16 Ağustos 2015 Pazar

KÜÇÜK BİR TAMİRAT HİKAYESİ

Başlangıçta klimanın dışarıdaki tahliye hortumu vardı.

Maruz kaldığı onca güneşle iyice kavlamış, delinmiş, suyu olmadık yerlerden akıtıyordu. Şehre inerken, bir boru al da, dedi babam: 1 metre olsun. Bol tutup bir buçuk metrelik, güneş yüzü görmemiş bir hortumla döndüm.

Hemen girişti. Bu alemdeki 94 yılının zerrece gevşetmediği aculluğuyla çekmeceler çekildi, şakır şukur karıştırılıp çakılar, makas, kıvrım kıvrım tel çıkarıldı. Yukarı çıktı, indi, verandadan cart cart, yırtılan bez sesleri geldi. Tekrar çıktı. Aşağıda, deşilmiş öylece duran çekmecelerin yanında çalışmaya devam ettim. (Açtığı şeyleri aklına gelirse kapar babam: Kapılar, kapaklar, musluklar, pervane, ışıklar.. Tüm enerjisi, ilgisi başlamaya odaklanmış gibi. Noktalamaya bir şey kalmamış.)

Paçavra kırpıntıları, hortum parçaları arasından yukarı çıktığımda tahliye borusu boynunda bir yumruyla sarkıyordu.
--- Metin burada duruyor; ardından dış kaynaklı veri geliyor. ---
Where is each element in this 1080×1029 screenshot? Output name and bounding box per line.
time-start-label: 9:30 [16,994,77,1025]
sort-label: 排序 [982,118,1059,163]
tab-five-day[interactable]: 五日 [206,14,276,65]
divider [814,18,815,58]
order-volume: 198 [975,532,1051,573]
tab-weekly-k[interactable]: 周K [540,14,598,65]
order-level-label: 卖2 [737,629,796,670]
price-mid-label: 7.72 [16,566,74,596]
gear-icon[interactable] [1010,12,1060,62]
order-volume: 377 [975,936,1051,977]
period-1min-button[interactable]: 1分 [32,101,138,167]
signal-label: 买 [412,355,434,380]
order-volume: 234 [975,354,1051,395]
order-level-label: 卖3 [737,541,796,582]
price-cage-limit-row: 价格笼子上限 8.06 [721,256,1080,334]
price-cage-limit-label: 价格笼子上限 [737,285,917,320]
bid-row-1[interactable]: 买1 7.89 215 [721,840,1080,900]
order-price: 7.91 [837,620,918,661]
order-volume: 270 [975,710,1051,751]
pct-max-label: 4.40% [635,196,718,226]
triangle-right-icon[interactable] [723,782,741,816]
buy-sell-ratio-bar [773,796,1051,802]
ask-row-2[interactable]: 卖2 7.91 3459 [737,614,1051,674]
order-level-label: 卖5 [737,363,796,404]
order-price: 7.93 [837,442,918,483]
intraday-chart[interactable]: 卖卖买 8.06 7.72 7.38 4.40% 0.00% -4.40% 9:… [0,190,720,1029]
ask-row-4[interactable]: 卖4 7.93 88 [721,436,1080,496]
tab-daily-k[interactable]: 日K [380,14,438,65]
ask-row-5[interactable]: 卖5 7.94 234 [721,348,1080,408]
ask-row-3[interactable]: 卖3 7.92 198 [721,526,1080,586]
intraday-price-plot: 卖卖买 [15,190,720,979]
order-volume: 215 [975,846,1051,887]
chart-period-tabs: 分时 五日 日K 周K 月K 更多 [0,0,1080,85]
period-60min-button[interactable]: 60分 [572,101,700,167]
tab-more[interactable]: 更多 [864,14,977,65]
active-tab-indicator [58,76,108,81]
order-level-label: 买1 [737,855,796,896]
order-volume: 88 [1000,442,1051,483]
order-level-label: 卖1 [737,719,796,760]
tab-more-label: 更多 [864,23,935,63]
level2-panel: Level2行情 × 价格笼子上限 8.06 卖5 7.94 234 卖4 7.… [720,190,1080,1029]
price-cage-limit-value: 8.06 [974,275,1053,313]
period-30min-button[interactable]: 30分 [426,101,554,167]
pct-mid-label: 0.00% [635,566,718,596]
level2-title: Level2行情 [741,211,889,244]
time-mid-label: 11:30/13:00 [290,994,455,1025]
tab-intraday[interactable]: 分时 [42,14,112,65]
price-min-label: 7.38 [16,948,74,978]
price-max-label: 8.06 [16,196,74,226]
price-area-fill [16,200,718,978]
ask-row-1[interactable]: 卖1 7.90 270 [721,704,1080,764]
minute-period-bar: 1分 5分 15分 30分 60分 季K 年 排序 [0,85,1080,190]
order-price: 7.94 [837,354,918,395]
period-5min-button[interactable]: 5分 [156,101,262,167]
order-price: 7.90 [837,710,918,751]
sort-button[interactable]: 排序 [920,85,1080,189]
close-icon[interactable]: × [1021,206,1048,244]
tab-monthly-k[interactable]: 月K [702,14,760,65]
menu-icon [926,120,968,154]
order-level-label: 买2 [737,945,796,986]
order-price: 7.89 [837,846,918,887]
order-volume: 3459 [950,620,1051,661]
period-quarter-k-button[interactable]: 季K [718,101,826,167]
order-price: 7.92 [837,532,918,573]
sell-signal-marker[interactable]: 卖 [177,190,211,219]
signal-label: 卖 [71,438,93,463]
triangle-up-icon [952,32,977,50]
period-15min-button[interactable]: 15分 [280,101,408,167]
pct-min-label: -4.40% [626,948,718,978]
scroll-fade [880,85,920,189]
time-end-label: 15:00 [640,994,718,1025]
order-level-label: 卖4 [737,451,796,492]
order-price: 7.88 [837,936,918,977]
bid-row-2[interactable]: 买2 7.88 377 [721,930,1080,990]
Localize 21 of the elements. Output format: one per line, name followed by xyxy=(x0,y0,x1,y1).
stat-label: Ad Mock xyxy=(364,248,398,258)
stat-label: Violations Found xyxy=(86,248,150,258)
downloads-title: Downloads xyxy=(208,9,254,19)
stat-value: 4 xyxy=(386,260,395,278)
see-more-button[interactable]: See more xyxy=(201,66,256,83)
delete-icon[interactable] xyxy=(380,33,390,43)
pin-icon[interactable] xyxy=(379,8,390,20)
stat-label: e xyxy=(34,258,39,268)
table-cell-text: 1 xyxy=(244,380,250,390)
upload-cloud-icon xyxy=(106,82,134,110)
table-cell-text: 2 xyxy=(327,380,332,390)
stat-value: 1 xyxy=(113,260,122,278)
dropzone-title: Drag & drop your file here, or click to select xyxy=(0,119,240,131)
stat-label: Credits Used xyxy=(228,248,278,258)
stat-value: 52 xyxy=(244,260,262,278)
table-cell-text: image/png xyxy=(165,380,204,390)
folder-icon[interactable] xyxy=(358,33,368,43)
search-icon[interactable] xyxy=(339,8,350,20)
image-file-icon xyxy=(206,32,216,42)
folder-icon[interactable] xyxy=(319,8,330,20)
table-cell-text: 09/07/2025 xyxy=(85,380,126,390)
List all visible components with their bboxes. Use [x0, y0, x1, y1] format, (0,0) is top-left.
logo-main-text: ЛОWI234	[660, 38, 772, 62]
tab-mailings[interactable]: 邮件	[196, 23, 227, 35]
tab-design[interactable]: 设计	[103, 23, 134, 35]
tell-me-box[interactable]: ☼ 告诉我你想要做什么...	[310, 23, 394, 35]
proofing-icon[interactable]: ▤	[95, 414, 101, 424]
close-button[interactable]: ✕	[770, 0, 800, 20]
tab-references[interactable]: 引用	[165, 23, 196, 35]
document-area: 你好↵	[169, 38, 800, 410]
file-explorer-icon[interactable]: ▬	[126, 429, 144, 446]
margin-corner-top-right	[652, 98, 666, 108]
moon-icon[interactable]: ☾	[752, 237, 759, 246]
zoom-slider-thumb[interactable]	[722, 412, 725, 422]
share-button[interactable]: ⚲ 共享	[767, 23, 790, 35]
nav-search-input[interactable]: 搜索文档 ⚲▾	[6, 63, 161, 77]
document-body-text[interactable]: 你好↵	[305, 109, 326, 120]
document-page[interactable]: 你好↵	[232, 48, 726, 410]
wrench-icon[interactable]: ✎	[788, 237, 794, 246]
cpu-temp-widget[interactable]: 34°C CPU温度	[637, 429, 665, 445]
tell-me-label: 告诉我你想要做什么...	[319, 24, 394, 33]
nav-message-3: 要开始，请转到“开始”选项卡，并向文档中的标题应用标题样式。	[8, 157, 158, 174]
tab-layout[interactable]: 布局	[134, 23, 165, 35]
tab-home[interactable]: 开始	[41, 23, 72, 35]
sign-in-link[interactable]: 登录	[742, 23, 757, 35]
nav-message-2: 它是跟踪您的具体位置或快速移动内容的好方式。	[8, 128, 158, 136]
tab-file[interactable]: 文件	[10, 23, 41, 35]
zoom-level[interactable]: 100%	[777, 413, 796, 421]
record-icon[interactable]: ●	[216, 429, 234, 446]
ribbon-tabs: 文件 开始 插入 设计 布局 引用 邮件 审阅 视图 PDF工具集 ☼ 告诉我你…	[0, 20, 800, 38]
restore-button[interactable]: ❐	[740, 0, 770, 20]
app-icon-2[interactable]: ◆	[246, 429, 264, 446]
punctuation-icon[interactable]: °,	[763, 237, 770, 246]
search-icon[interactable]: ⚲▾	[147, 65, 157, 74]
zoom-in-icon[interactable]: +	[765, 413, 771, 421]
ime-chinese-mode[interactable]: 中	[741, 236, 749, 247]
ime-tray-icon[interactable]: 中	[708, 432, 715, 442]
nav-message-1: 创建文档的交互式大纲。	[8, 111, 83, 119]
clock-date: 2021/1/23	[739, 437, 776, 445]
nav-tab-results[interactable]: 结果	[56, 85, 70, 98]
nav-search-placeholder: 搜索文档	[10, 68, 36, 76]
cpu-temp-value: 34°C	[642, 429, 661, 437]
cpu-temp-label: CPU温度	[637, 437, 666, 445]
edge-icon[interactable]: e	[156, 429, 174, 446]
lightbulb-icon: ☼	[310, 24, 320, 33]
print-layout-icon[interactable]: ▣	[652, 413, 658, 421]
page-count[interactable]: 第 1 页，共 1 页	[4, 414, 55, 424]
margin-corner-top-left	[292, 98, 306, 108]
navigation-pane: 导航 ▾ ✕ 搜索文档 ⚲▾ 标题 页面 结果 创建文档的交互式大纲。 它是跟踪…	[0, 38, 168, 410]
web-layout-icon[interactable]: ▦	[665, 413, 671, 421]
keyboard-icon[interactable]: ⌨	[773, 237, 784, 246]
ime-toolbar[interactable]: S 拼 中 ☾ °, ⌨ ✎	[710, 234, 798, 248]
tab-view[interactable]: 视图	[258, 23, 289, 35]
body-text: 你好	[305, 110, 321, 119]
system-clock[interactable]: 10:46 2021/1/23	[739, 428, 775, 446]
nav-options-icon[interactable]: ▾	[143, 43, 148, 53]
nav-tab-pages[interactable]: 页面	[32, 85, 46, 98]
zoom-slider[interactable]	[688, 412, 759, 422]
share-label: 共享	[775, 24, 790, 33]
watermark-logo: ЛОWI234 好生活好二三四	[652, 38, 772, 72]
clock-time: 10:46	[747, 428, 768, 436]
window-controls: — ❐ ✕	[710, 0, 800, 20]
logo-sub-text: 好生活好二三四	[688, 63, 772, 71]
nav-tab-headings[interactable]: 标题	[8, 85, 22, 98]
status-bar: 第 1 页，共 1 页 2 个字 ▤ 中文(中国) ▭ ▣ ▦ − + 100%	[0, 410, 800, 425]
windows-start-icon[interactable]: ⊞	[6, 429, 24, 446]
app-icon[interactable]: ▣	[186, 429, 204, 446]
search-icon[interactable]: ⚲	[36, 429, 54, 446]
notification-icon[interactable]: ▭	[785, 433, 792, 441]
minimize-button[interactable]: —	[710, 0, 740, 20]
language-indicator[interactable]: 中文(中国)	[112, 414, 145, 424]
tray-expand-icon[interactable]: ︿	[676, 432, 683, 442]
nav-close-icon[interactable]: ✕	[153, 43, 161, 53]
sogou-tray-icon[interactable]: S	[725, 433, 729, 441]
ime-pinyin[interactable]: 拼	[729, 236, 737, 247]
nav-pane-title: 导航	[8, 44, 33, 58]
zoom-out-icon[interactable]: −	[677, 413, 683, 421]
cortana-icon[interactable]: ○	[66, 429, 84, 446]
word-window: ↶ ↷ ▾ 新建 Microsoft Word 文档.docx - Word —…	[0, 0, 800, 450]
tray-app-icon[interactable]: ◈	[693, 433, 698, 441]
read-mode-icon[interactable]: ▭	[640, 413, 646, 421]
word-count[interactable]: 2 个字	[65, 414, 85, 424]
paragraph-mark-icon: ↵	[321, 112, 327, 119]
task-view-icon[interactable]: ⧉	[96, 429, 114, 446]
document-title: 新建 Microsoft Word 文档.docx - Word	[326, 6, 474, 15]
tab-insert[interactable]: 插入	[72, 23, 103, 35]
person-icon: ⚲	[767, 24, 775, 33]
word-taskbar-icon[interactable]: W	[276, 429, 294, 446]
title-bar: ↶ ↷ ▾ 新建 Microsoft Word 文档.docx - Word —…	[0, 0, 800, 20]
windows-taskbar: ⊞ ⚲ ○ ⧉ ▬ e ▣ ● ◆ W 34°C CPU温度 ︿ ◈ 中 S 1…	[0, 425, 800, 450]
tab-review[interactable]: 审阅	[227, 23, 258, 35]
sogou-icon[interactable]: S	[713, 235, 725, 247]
Parmaklarını hızara kaptırmış iki elden geri kalanla yapılmış, bağlanmış görünen biçimsiz bir sargı. O kadar kalındı ki, sızdırdığı su, hortumun ucunu daldırdığımız bidonun ağzından uzaklara akıyordu. Yerde, boru sadece delikken birikenden daha fazla su olmuştu.

Olmadı, dedi babam.

Öğleden sonra esintisini en iyi alan ara katta açıp kitabımı okumaya başladım –tamir atakları sırasında ayak altında olmamam gerektiğini bilecek kadar uzun süredir evladıyım.

Babam önümden geçerek inip çıkmaya devam etti.

Kitabın kavramsal sanat bölümünü bitirip kalktım. Borunun yanından geçerken bir an illüstrasyonlara bakmaya devam ettiğim duygusuna kapıldım. Sargı çözülmüş, hortum şimdi orta yerinde ufak bir alüminyum huniyle uzanmaktaydı.

Bir süre ve yeni su birikintilerinden sonra, “Eğip bükünce başka yerlerinden de yarıldı,” dedi. “Sorun şu ki, getirdiğin parçayı kesmiş bulundum.” Uzaklaşıp bir sandalyeye çöktüm.

O çökmedi. İniş çıkışına terası da eklerken ortalığı mis gibi bir şampuan kokusu sardı. Orada bulduğu ince, mavi hortumdan kestiği parçalar huninin yerini aldı. Saydamca beyaz hortum, ara ara içine (şampuan marifetiyle kayganlaştırılarak) sokulmuş mavi parçalarla türdeşini yutarken hazımsızlığa uğramış bir yılana benziyordu artık.

Doğrulmanın vakti. Dağ başına gelen tek klima servisini aradım. Bizim markaya bakmıyorlarmış.

Nefesim sıkışarak her işin adamı Ali ustayı denedim.





Babam, ben ve çeşitli yerlerinde fiyonklarla tahliye borusu, yanındaki paspas-kırmızı kova ile ustanın haftaya gelişini bekliyoruz şimdi.